The revision matters because slower growth is concentrated among vulnerable countries, Mukherjee said. "Among the most severely hit are the least developed countries, whose growth prospects for 2025 have fallen from 4.6 to 4.1," he said, adding that the change translates into "a loss of billions in economic output for the most disadvantaged countries." The report notes these countries face falling official development assistance, limited fiscal space and high debt levels.

Ingo Pitele, senior economist in DESA's Global Economic Monitoring branch, described the update as "sobering." "Economic growth is slowing, uncertainty is high, and risk to development are mounting," he said, citing the effects of higher U.S. tariffs and policy unpredictability on firms' ability to plan and invest.

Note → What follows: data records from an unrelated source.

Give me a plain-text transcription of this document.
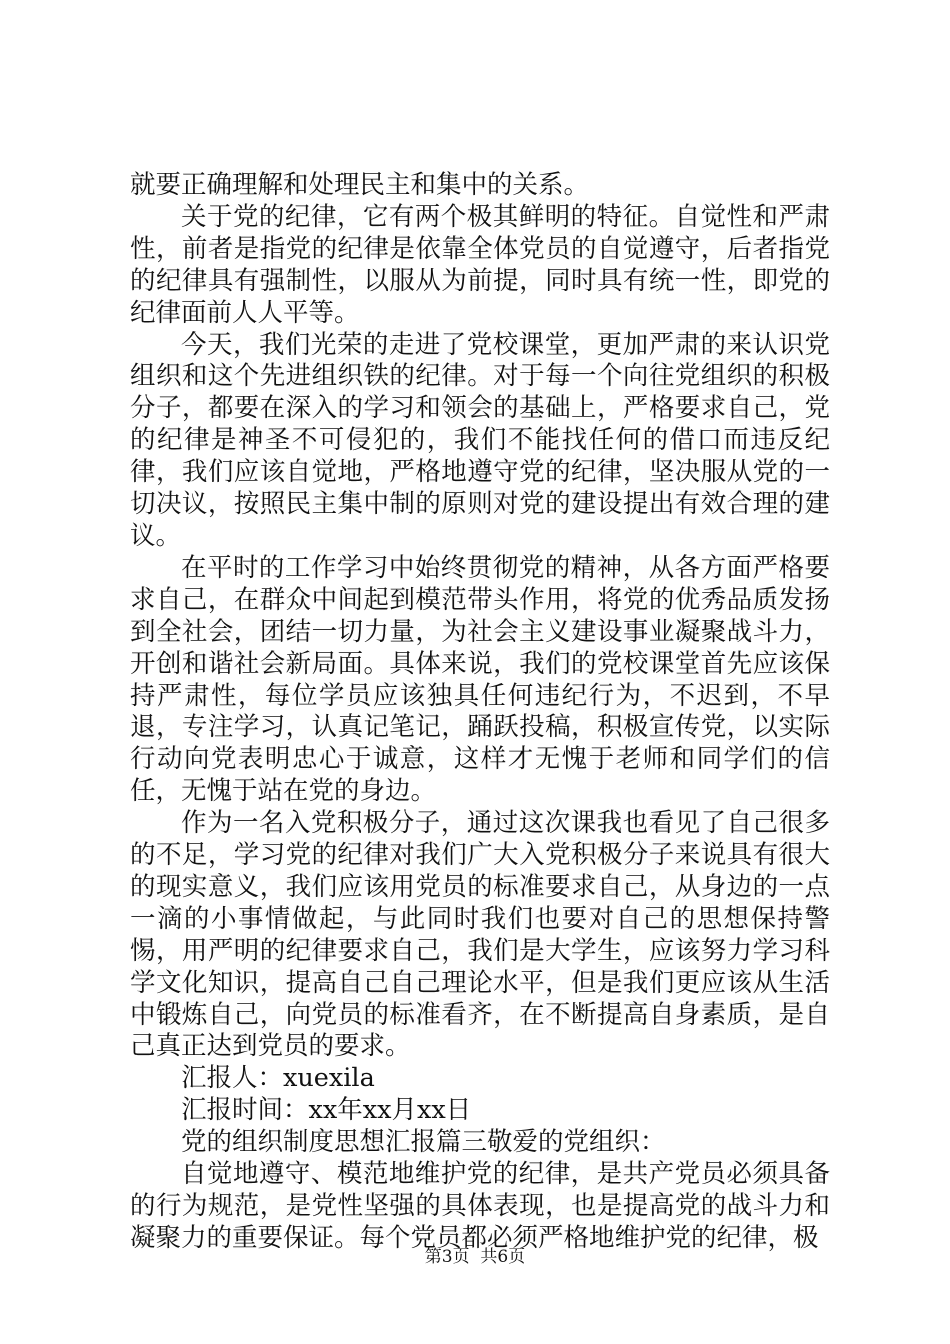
就要正确理解和处理民主和集中的关系。

关于党的纪律，它有两个极其鲜明的特征。自觉性和严肃性，前者是指党的纪律是依靠全体党员的自觉遵守，后者指党的纪律具有强制性，以服从为前提，同时具有统一性，即党的纪律面前人人平等。

今天，我们光荣的走进了党校课堂，更加严肃的来认识党组织和这个先进组织铁的纪律。对于每一个向往党组织的积极分子，都要在深入的学习和领会的基础上，严格要求自己，党的纪律是神圣不可侵犯的，我们不能找任何的借口而违反纪律，我们应该自觉地，严格地遵守党的纪律，坚决服从党的一切决议，按照民主集中制的原则对党的建设提出有效合理的建议。

在平时的工作学习中始终贯彻党的精神，从各方面严格要求自己，在群众中间起到模范带头作用，将党的优秀品质发扬到全社会，团结一切力量，为社会主义建设事业凝聚战斗力，开创和谐社会新局面。具体来说，我们的党校课堂首先应该保持严肃性，每位学员应该独具任何违纪行为，不迟到，不早退，专注学习，认真记笔记，踊跃投稿，积极宣传党，以实际行动向党表明忠心于诚意，这样才无愧于老师和同学们的信任，无愧于站在党的身边。

作为一名入党积极分子，通过这次课我也看见了自己很多的不足，学习党的纪律对我们广大入党积极分子来说具有很大的现实意义，我们应该用党员的标准要求自己，从身边的一点一滴的小事情做起，与此同时我们也要对自己的思想保持警惕，用严明的纪律要求自己，我们是大学生，应该努力学习科学文化知识，提高自己自己理论水平，但是我们更应该从生活中锻炼自己，向党员的标准看齐，在不断提高自身素质，是自己真正达到党员的要求。

汇报人：xuexila

汇报时间：xx年xx月xx日

党的组织制度思想汇报篇三敬爱的党组织：

自觉地遵守、模范地维护党的纪律，是共产党员必须具备的行为规范，是党性坚强的具体表现，也是提高党的战斗力和凝聚力的重要保证。每个党员都必须严格地维护党的纪律，极

第3页  共6页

The briefing highlighted three cross-cutting risks:
- Trade-policy uncertainty and tariffs. Mukherjee and Pitele said the U.S. effective tariff rate stands at about 14% on the department's calculation, roughly six times the level at the start of the year. DESA reported trade-policy uncertainty has surged to its highest level in a decade. The department projects global trade growth to slow sharply to 1.6% in 2025.
- Public-finance pressures. DESA said fiscal deficits are widening in many countries and that interest payments are consuming a rising share of government revenue in developing countries, reducing room for fiscal support to growth and development.
- Slower investment and elevated inflation in some regions. The update forecasts weaker investment growth and noted that food inflation remains a critical issue in developing regions, where the number of countries experiencing annual food inflation above 20% rose from six to 18 between 2018 and 2024.

Regionally, the report projects varied outcomes: the U.S. growth projection was lowered to 1.6% for 2025, the European Union is forecast at about 1% growth, Japan at about 0.7%, China at 4.6%, and India at roughly 6.3%. DESA said East Asian economies with strong trade ties to the United States are especially exposed to tariff-driven disruptions to supply chains. Least developed countries' average growth was projected at 4.1% for 2025, well below the pre-pandemic pace.

Speakers emphasized uncertainty about how recently announced bilateral agreements — including a temporary U.S.-China understanding reached the prior weekend — will affect tariffs going forward. "This deal has not really resolved the problem of uncertainty," Mukherjee said, while noting negotiations are a "positive sign" that can put a floor under the worst outcomes.

On policy responses, DESA urged renewed attention to a global framework for financing development and pointed to the upcoming fourth International Conference on Financing for Development in Seville as a key forum for those discussions.

The midyear update and full dataset are posted online on DESA's publications site, the presenters said.